Des organismes comme Amnesty International ont publié des bilans de la guerre civile en Colombie : 70 % des actes de violence seraient le fait des paramilitaires, 15 % le fait de l’armée officielle et le reste pourrait être attribué à la guérilla. En effet, la majorité des enlèvements contre rançon est le fait de délinquants. Ces bilans n’empêchent pas la majorité des journalistes de prétendre que les enlèvements sont le fait de la seule guérilla.
Le président Uribe, qui s’affiche comme voulant en finir avec la guérilla, a surtout tenté de légaliser les paramilitaires. Une commission devait les démobiliser, mais des scandales ont mis en lumière leur rôle dans la corruption et dans des crimes peu pardonnables rendant difficile l’opération.

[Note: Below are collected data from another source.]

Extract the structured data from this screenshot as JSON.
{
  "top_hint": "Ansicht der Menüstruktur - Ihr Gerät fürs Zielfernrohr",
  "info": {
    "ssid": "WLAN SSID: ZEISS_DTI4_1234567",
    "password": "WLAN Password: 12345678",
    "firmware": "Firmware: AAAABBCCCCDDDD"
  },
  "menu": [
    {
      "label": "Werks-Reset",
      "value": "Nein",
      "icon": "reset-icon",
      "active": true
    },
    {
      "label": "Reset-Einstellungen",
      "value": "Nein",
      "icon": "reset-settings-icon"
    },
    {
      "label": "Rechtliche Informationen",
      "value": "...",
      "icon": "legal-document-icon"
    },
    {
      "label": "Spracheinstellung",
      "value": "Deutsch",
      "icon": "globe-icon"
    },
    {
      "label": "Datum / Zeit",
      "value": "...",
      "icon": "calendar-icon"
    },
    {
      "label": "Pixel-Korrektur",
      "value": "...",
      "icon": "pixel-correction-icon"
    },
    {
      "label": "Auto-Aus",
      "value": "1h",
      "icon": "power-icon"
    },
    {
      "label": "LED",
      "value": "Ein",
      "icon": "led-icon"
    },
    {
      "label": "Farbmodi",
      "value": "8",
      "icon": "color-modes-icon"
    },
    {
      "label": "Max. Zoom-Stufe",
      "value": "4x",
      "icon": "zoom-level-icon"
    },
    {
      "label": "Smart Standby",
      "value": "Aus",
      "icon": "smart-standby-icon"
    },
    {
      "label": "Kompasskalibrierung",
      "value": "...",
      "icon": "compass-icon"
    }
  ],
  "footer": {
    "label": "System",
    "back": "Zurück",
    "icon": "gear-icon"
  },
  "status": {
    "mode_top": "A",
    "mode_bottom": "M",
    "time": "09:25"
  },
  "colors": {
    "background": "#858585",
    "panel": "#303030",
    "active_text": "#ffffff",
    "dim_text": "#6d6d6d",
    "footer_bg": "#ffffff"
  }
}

Le président Uribe, allié naturel des « narcos » et des paramilitaires.
La solidarité entre les possédants, les narco-trafiquants, les politiciens et les grandes entreprises est si étroite qu’un baron de la drogue a pu déclarer sans faire scandale que 35 % des parlementaires étaient sous son contrôle.
Uribe explique que son père a été assassiné par les FARC. C’est vrai ! Mais il ne dit pas que son père, politicien lié aux narco-trafiquants, prêtait sa propriété pour les entraînements des paramilitaires. Il est mort justement lors d’une attaque des FARC contre ce camp d’entraînement. Pour tenter de sauver son père, le futur président emprunta un hélicoptère à un ami… Pablo Escobar, parrain de la drogue, assassiné depuis.
Un temps gouverneur d’une province, Uribe y mit sur pied une troupe de paramilitaires. Il était alors en situation d’accorder les permis de pilotage, ce qu’il fit notamment pour certains des convoyeurs de drogue.